Anger Management

As the war heats up, audiences are chilling out at movie comedies. And we're not fussy. Bringing Down the House and Head of State are inexplicable hits. Marked on that low curve, Anger Management is a big improvement. You smile just thinking about Adam Sandler as a schlub forced to take anger-management classes from a rageaholic shrink played by Jack Nicholson. It makes a cracked sort of sense. Sandler is always getting pissed off onscreen, from Happy Gilmore to Mr. Deeds. Nicholson has won Oscars for going cuckoo, and off camera he once bashed in someone's windshield with a golf club. In Anger Management, he uses a baseball bat. Teaming these two should be furious fun. "I'm wetting my Jockeys here," Nicholson tells Sandler at one point. Well, it's not that funny.

You don't produce classic farce by going sitcom. Sandler doesn't rise to Nicholson's level — Nicholson sinks to the Waterboy mark. We're a long way from Punch Drunk Love, the P.T. Anderson film that showed hidden depths in Sandler. Anger Management is directed by Peter Segal, the auteur of Nutty Professor II: The Klumps. The script is by David Dorfman, who saves his wit for the film's production notes, describing himself as "a former CIA assassin who killed nineteen men while ostensibly working as a writer for The Price Is Right."

That said, Anger Management has its moments. It helps that Sandler underplays. As Dave Buznik, he designs clothes for fat felines, lets his boss demean him and is too timid to kiss his girl, Linda (perky Marisa Tomei), in public. Falsely accused of air rage (he only asked for a headset), Dave is ordered to anger therapy with Dr. Buddy Rydell, hammed by Nicholson with all the eye-bugging, brow-wiggling, scenery-chomping swagger he shunned in About Schmidt. Lock up the kids and grandma, this is Jack unleashed.

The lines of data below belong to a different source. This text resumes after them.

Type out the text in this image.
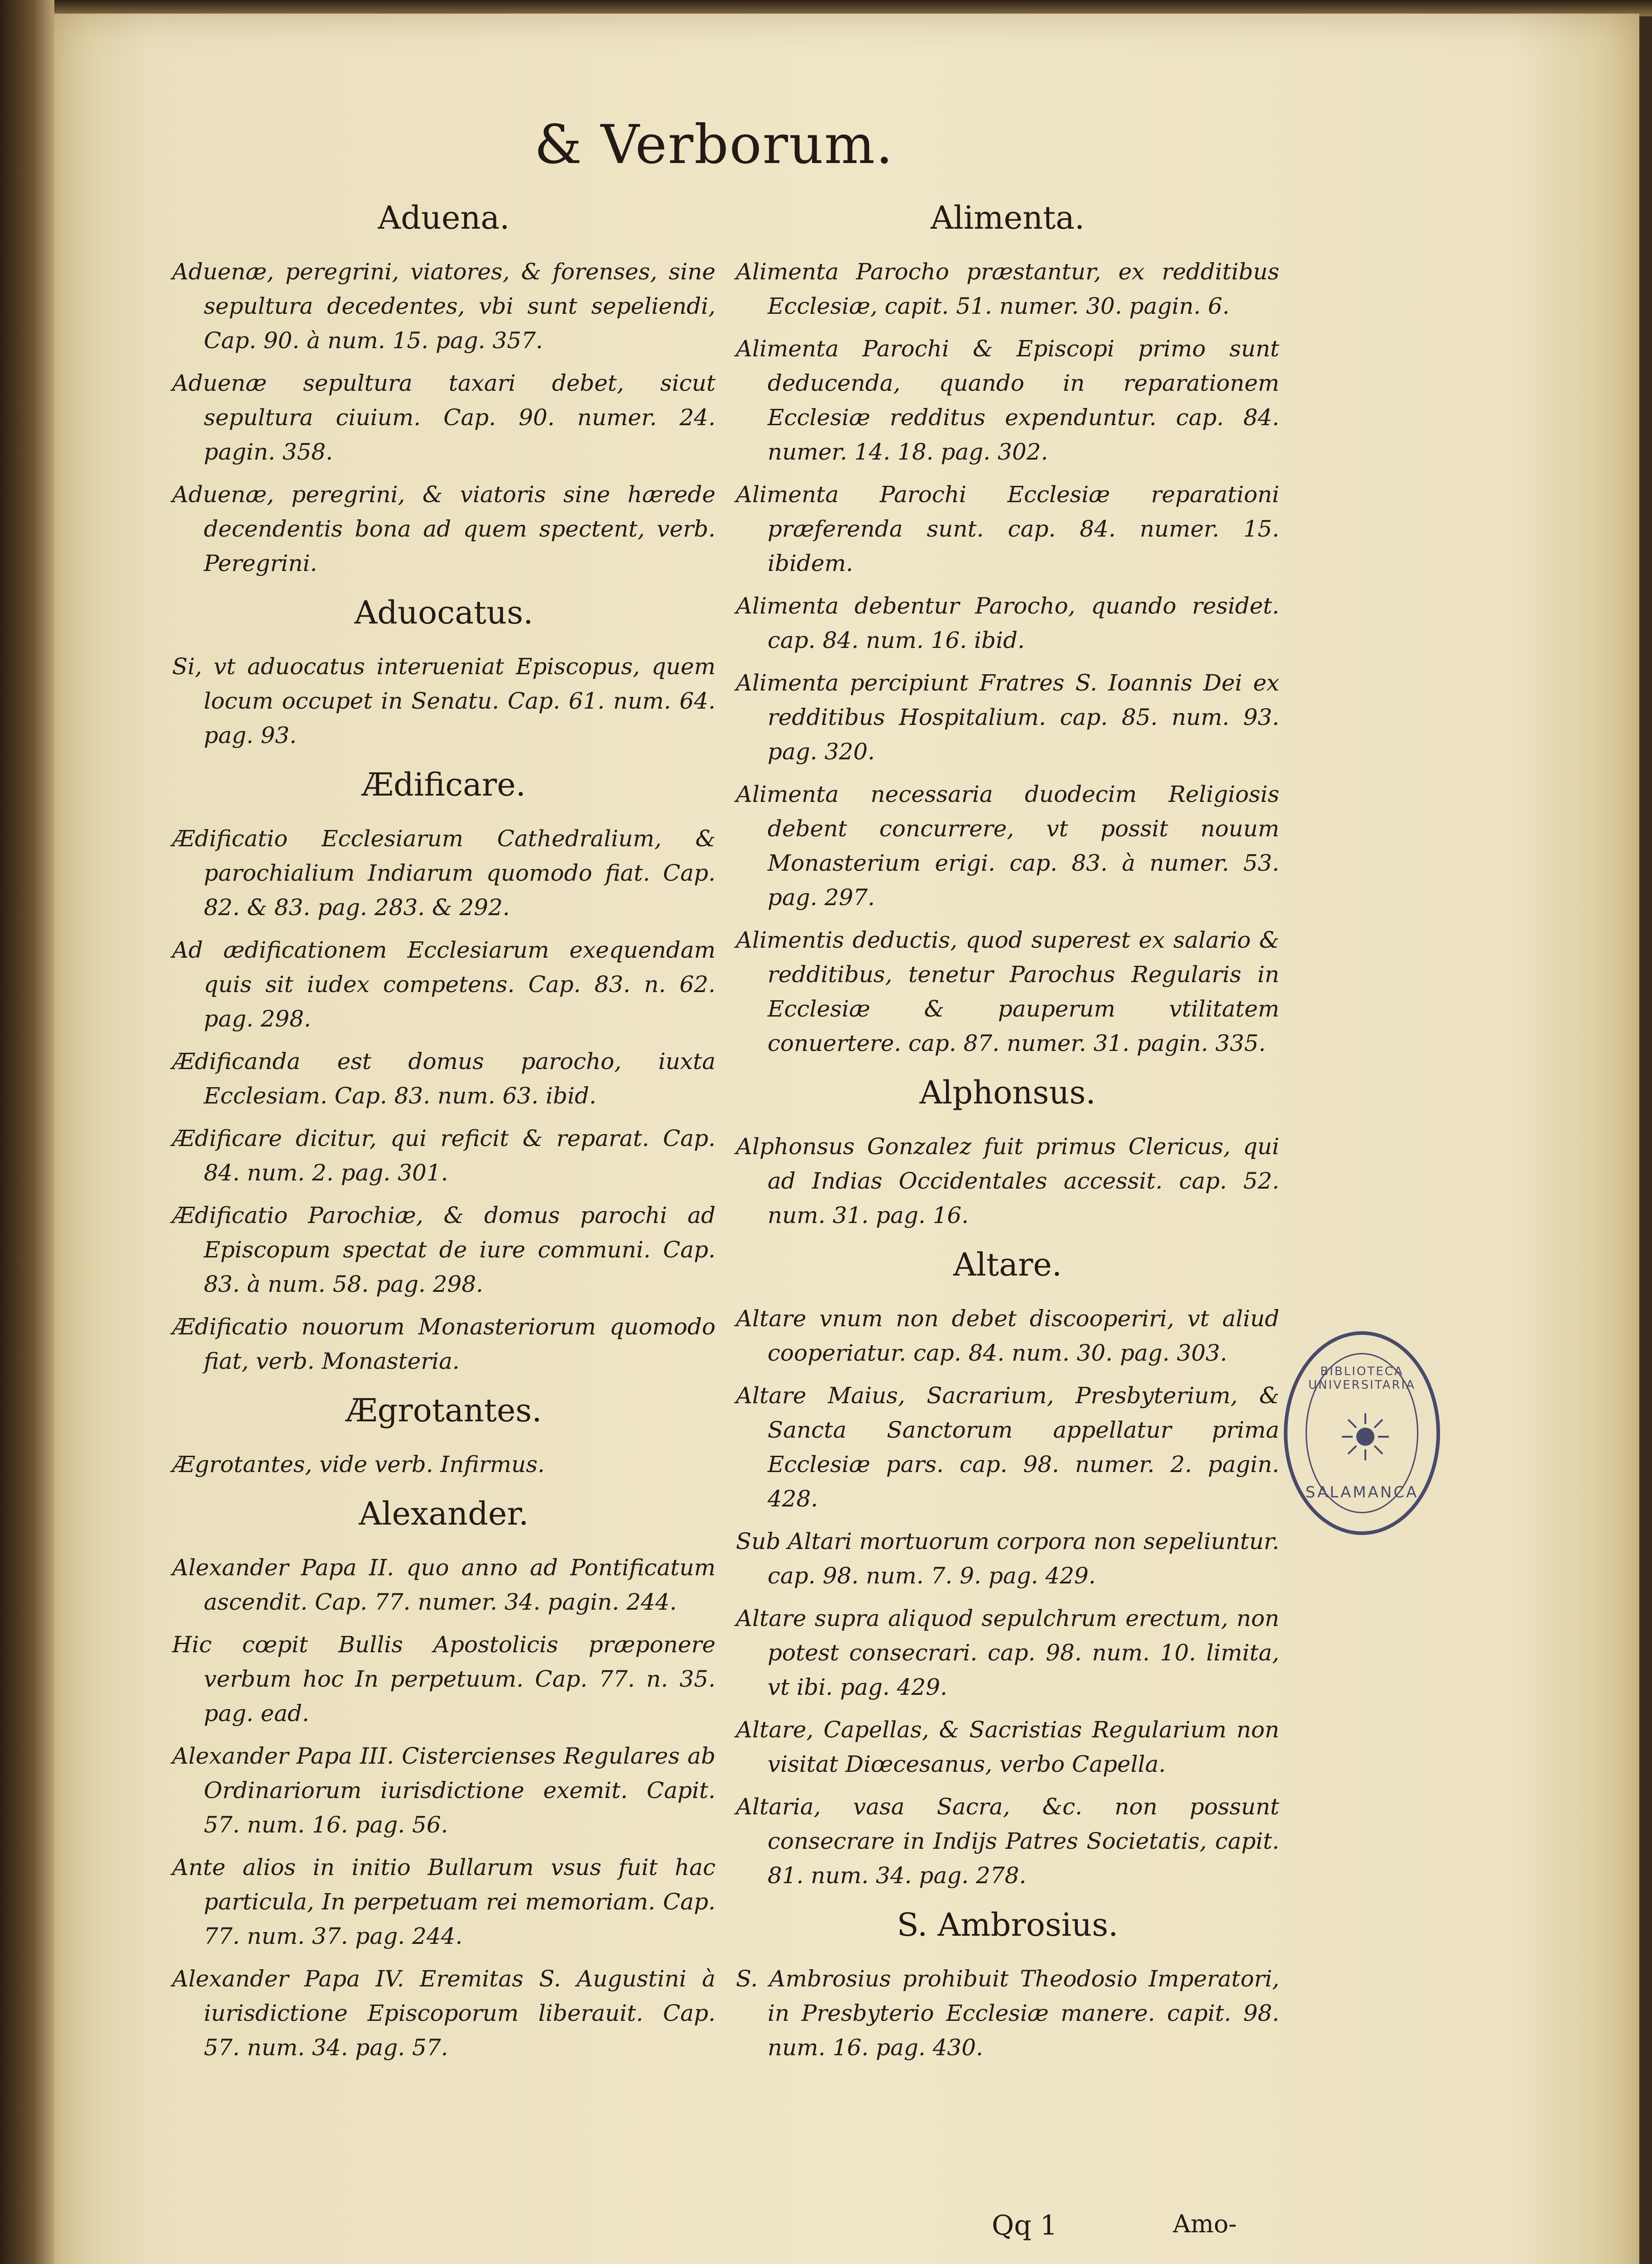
& Verborum.
Aduena.
Aduenæ, peregrini, viatores, & forenses, sine sepultura decedentes, vbi sunt sepeliendi, Cap. 90. à num. 15. pag. 357.
Aduenæ sepultura taxari debet, sicut sepultura ciuium. Cap. 90. numer. 24. pagin. 358.
Aduenæ, peregrini, & viatoris sine hærede decendentis bona ad quem spectent, verb. Peregrini.
Aduocatus.
Si, vt aduocatus interueniat Episcopus, quem locum occupet in Senatu. Cap. 61. num. 64. pag. 93.
Ædificare.
Ædificatio Ecclesiarum Cathedralium, & parochialium Indiarum quomodo fiat. Cap. 82. & 83. pag. 283. & 292.
Ad ædificationem Ecclesiarum exequendam quis sit iudex competens. Cap. 83. n. 62. pag. 298.
Ædificanda est domus parocho, iuxta Ecclesiam. Cap. 83. num. 63. ibid.
Ædificare dicitur, qui reficit & reparat. Cap. 84. num. 2. pag. 301.
Ædificatio Parochiæ, & domus parochi ad Episcopum spectat de iure communi. Cap. 83. à num. 58. pag. 298.
Ædificatio nouorum Monasteriorum quomodo fiat, verb. Monasteria.
Ægrotantes.
Ægrotantes, vide verb. Infirmus.
Alexander.
Alexander Papa II. quo anno ad Pontificatum ascendit. Cap. 77. numer. 34. pagin. 244.
Hic cœpit Bullis Apostolicis præponere verbum hoc In perpetuum. Cap. 77. n. 35. pag. ead.
Alexander Papa III. Cistercienses Regulares ab Ordinariorum iurisdictione exemit. Capit. 57. num. 16. pag. 56.
Ante alios in initio Bullarum vsus fuit hac particula, In perpetuam rei memoriam. Cap. 77. num. 37. pag. 244.
Alexander Papa IV. Eremitas S. Augustini à iurisdictione Episcoporum liberauit. Cap. 57. num. 34. pag. 57.
Alimenta.
Alimenta Parocho præstantur, ex redditibus Ecclesiæ, capit. 51. numer. 30. pagin. 6.
Alimenta Parochi & Episcopi primo sunt deducenda, quando in reparationem Ecclesiæ redditus expenduntur. cap. 84. numer. 14. 18. pag. 302.
Alimenta Parochi Ecclesiæ reparationi præferenda sunt. cap. 84. numer. 15. ibidem.
Alimenta debentur Parocho, quando residet. cap. 84. num. 16. ibid.
Alimenta percipiunt Fratres S. Ioannis Dei ex redditibus Hospitalium. cap. 85. num. 93. pag. 320.
Alimenta necessaria duodecim Religiosis debent concurrere, vt possit nouum Monasterium erigi. cap. 83. à numer. 53. pag. 297.
Alimentis deductis, quod superest ex salario & redditibus, tenetur Parochus Regularis in Ecclesiæ & pauperum vtilitatem conuertere. cap. 87. numer. 31. pagin. 335.
Alphonsus.
Alphonsus Gonzalez fuit primus Clericus, qui ad Indias Occidentales accessit. cap. 52. num. 31. pag. 16.
Altare.
Altare vnum non debet discooperiri, vt aliud cooperiatur. cap. 84. num. 30. pag. 303.
Altare Maius, Sacrarium, Presbyterium, & Sancta Sanctorum appellatur prima Ecclesiæ pars. cap. 98. numer. 2. pagin. 428.
Sub Altari mortuorum corpora non sepeliuntur. cap. 98. num. 7. 9. pag. 429.
Altare supra aliquod sepulchrum erectum, non potest consecrari. cap. 98. num. 10. limita, vt ibi. pag. 429.
Altare, Capellas, & Sacristias Regularium non visitat Diœcesanus, verbo Capella.
Altaria, vasa Sacra, &c. non possunt consecrare in Indijs Patres Societatis, capit. 81. num. 34. pag. 278.
S. Ambrosius.
S. Ambrosius prohibuit Theodosio Imperatori, in Presbyterio Ecclesiæ manere. capit. 98. num. 16. pag. 430.
BIBLIOTECA UNIVERSITARIA
SALAMANCA
Qq 1	Amo-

It's good fun for a while, especially the therapy sessions that feature Luis Guzman as a gay hood with a paunch he covers in Day-Glo spandex and John Turturro as Dave's "anger buddy." John C. Reilly also scores as a bully turned Buddhist monk. The plot kicks in when Buddy hits on Linda. "You put your crazy, corroded tongue in my girlfriend's mouth," seethes Dave.

If this makes no sense, the ending — as bogus as the one in Basic — clears it up. The jokes stay hit-and-miss. Buddy trying to calm Dave by crooning "I Feel Pretty" might work if Robert De Niro hadn't just done it in Analyze That. But you hear the thud when Buddy tells Dave to seduce a bar girl (Heather Graham) with the line "You make me explode in my pants."

here's a desperation in how the movie loads up on cameos, from Woody Harrelson as a German drag queen known for "lickinzeedickin" to John McEnroe, Bobby Knight and Rudy Giuliani as themselves. "You can do it," Rudy shouts to Dave at a Yankee game. Sandler can do it; so can Nicholson. What gets you angry is they didn't do it better.